With my project, I would like to understand how are the mechanisms for sensing the nutritional value of food tuned to the needs of a species, according to the role the species occupies in its environment and its evolutionary history.

Are the sensing mechanisms of different species adapted to their specific dietary needs?

My approach

Through this question I want to place the study of how animals evaluate the nutritional value of foods in the context of their evolution and ecology.

This implies a comparative study of the mechanisms for food nutritional value evaluation of different fly species (the evolutionary aspect) against the nutritional composition of their natural feeding substrates (the ecological aspect).

The specifics of my project

The adult female of Drosophila melanogaster (our beloved model organism), lays her eggs on overripe or rotting fruits. These fruits are full of yeasts and have a high protein content.
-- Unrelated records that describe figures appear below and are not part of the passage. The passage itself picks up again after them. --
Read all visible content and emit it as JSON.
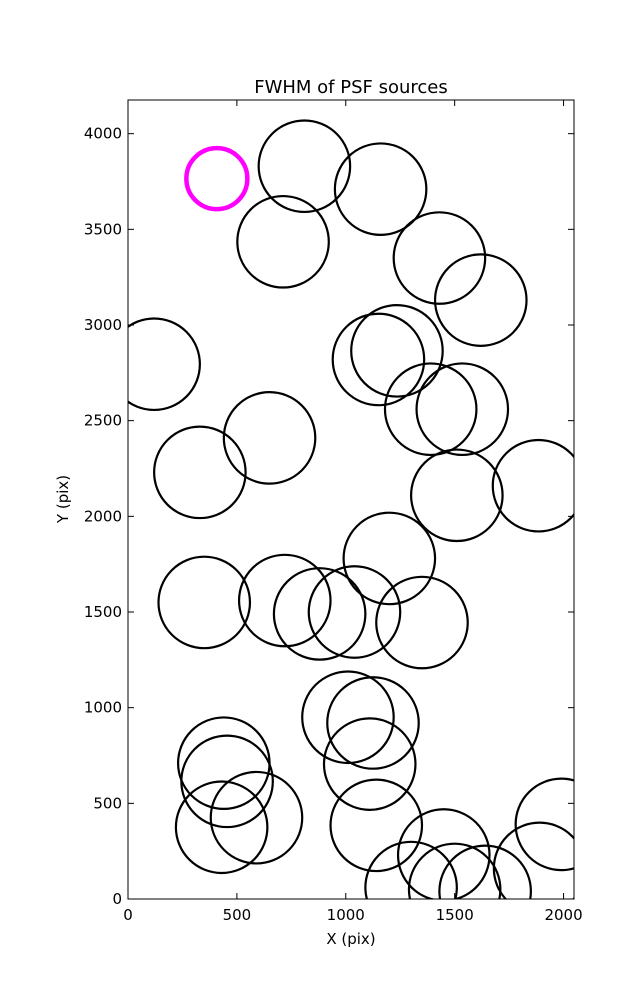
{
  "chart_data": {
    "type": "scatter",
    "title": "FWHM of PSF sources",
    "xlabel": "X (pix)",
    "ylabel": "Y (pix)",
    "xlim": [
      0,
      2048
    ],
    "ylim": [
      0,
      4176
    ],
    "grid": false,
    "x_ticks": [
      0,
      500,
      1000,
      1500,
      2000
    ],
    "x_tick_labels": [
      "0",
      "500",
      "1000",
      "1500",
      "2000"
    ],
    "y_ticks": [
      0,
      500,
      1000,
      1500,
      2000,
      2500,
      3000,
      3500,
      4000
    ],
    "y_tick_labels": [
      "0",
      "500",
      "1000",
      "1500",
      "2000",
      "2500",
      "3000",
      "3500",
      "4000"
    ],
    "marker_style": {
      "fill": "none",
      "edge_color": "#000000"
    },
    "highlight_color": "#ff00ff",
    "points": [
      {
        "x": 408,
        "y": 3765,
        "size": 140,
        "highlight": true
      },
      {
        "x": 810,
        "y": 3830,
        "size": 210
      },
      {
        "x": 1160,
        "y": 3710,
        "size": 210
      },
      {
        "x": 712,
        "y": 3435,
        "size": 210
      },
      {
        "x": 1430,
        "y": 3350,
        "size": 210
      },
      {
        "x": 1620,
        "y": 3130,
        "size": 210
      },
      {
        "x": 1235,
        "y": 2865,
        "size": 210
      },
      {
        "x": 1150,
        "y": 2820,
        "size": 210
      },
      {
        "x": 120,
        "y": 2795,
        "size": 210
      },
      {
        "x": 1390,
        "y": 2560,
        "size": 210
      },
      {
        "x": 1535,
        "y": 2560,
        "size": 210
      },
      {
        "x": 650,
        "y": 2410,
        "size": 210
      },
      {
        "x": 330,
        "y": 2230,
        "size": 210
      },
      {
        "x": 1885,
        "y": 2160,
        "size": 210
      },
      {
        "x": 1510,
        "y": 2110,
        "size": 210
      },
      {
        "x": 1200,
        "y": 1780,
        "size": 210
      },
      {
        "x": 350,
        "y": 1550,
        "size": 210
      },
      {
        "x": 720,
        "y": 1560,
        "size": 210
      },
      {
        "x": 880,
        "y": 1490,
        "size": 210
      },
      {
        "x": 1040,
        "y": 1500,
        "size": 210
      },
      {
        "x": 1350,
        "y": 1445,
        "size": 210
      },
      {
        "x": 1010,
        "y": 950,
        "size": 210
      },
      {
        "x": 1125,
        "y": 920,
        "size": 210
      },
      {
        "x": 1110,
        "y": 705,
        "size": 210
      },
      {
        "x": 440,
        "y": 710,
        "size": 210
      },
      {
        "x": 455,
        "y": 615,
        "size": 210
      },
      {
        "x": 590,
        "y": 425,
        "size": 210
      },
      {
        "x": 430,
        "y": 375,
        "size": 210
      },
      {
        "x": 1140,
        "y": 385,
        "size": 210
      },
      {
        "x": 1990,
        "y": 390,
        "size": 210
      },
      {
        "x": 1450,
        "y": 230,
        "size": 210
      },
      {
        "x": 1300,
        "y": 60,
        "size": 210
      },
      {
        "x": 1500,
        "y": 50,
        "size": 210
      },
      {
        "x": 1640,
        "y": 40,
        "size": 210
      },
      {
        "x": 1890,
        "y": 160,
        "size": 210
      }
    ]
  }
}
The larvae then develop and grow on a proteinic diet.

On the other hand, the adult female of the spotted-wing fly (Drosophila suzukii)  have a specialized ovipositor (the part of their genitals that holds and lays the egg), bigger and with denticles, that can pierce the hard skin of some fruits (berries and the like).
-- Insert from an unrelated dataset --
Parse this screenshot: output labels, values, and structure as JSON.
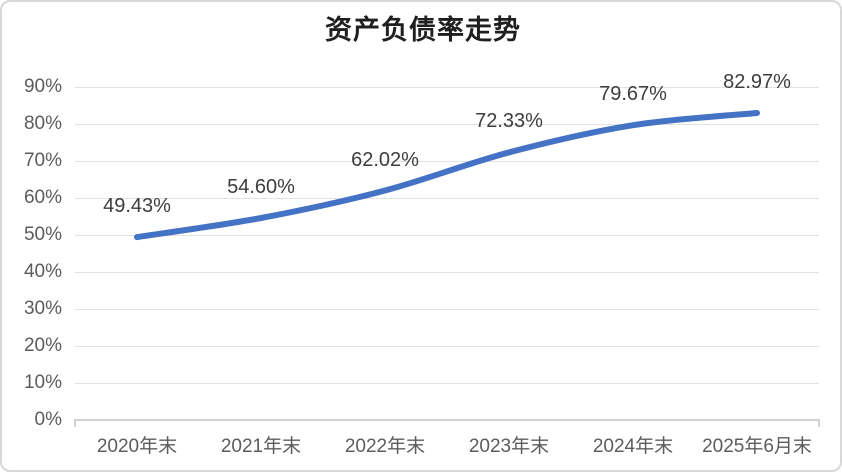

The ovipositor allowed D. suzukii to conquer a new niche, since no other Drosophila species can lay eggs through the skin of fresh fruits.

D. suzukii flies prefer to lay eggs on undamaged, ripening fruit, still on the plant. Fresh fruits are not yeasty, they have less protein and are more sugary.

Adaptation to oviposit on fresh fruit

This way during their larval period, when growth and weight gain occurs, D. suzukii flies and D. melanogaster flies feed on substrates of very different composition.

My Objective

The main objective of my project is to determine how the mechanisms for the evaluation of the nutritional value of food of D. suzukii larvae have adapted to the conquest of the fresh fruit as a preferred oviposition site.

I will collect data at three levels, to compare between species.

  • The environmental – Study the nutritional composition of their natural food sources.
  • The interface – Describe the the smell and taste receptors and their function.
  • The internal – Analyze the physiology and metabolism of larvae on different food sources.

The information and data produced by this project is important for society on several levels:

  • This is a project of basic science, about important aspects of ecology and evolution. Its results will add to the vast knowledge of humanity on how the natural world works.
  • Additionally, I will be studying the feeding preferences and basic needs of a species that causes damage to fruit production. This information may aid on the effort to reduce the economic loses we suffer from our interactions with this species.
  • On a third note, humanity faces many problems related to poor nutrition; obesity, cardiovascular disease and metabolic disorders are leading causes of death. These disorders are in most cases the results of disconnecting our nutritional needs from the composition of our diet, by eating mainly for pleasure. My research adds to the discussion of these subjects, because it analyzes taste preferences and nutritional needs to study the nature of the relationship between the composition of an optimal diet and a species’ role in the ecosystem and its evolutionary history.